De Grandes Espérances, publié en feuilleton hebdomadaire entre 1860 et 1861, est généralement considéré comme le roman le mieux construit de Dickens. Pip, enfant pauvre élevé par sa sœur sur les marais du Kent, rencontre deux figures qui marqueront sa vie : le forçat Magwitch qu'il aide à s'enfuir, et Miss Havisham, riche excentrique arrêtée dans le temps depuis le jour de son mariage raté, qui l'invite à jouer avec sa pupille Estella. Pip apprend plus tard qu'il bénéficie d'un héritage mystérieux qui lui permettra de devenir un gentleman. Il croit que la bienfaitrice est Miss Havisham.
De Grandes Espérances est une critique précise de la mobilité sociale telle qu'elle fonctionnait dans l'Angleterre victorienne. Pip passe des années à honte de ses origines pour découvrir que son argent provient d'un criminel, que Miss Havisham n'est pas sa bienfaitrice, et qu'Estella a été formée délibérément pour être incapable d'aimer. La révélation de l'origine de sa fortune est le pivot du roman : tout ce que Pip croyait avoir mérité par ses efforts lui est finalement attribué par la violence et le hasard.
De Grandes Espérances existe en deux versions : Dickens avait écrit une fin dans laquelle Pip et Estella ne se retrouvent pas, mais son ami Bulwer-Lytton l'a convaincu de la changer pour une fin plus conciliatrice. Les deux fins ont survécu. Cette existence en double version dit quelque chose sur les pressions du marché éditorial au XIXe siècle et sur la tension entre ce qu'un auteur veut dire et ce qu'un public attend. Lire les deux fins et décider laquelle correspond mieux au roman est un exercice critique que le roman lui-même rend possible.

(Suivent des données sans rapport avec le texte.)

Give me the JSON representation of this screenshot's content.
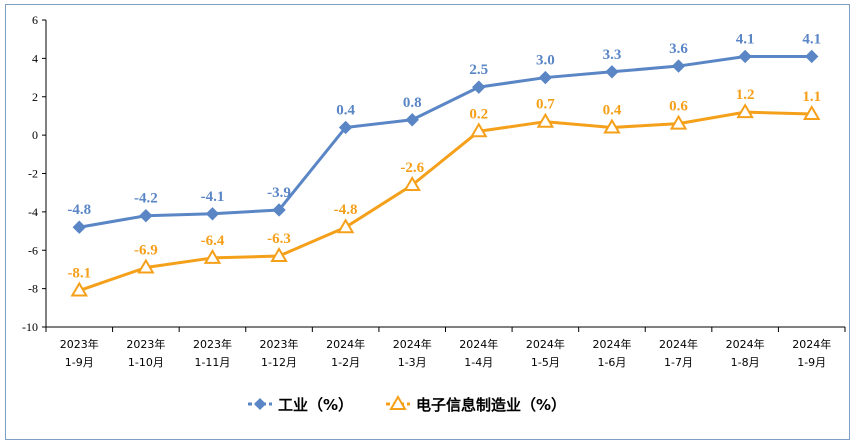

Miss Havisham est l'un des personnages les plus mémorables de Dickens précisément parce qu'elle est à la fois ridicule et tragique : une femme qui a refusé le temps lui-même en arrêtant les horloges, et qui a fabriqué une instrument de vengeance — Estella — dans la seule enfant qui lui était confiée. Que la vengeance se retourne finalement contre elle-même est la logique impitoyable que Dickens impose à ses constructions.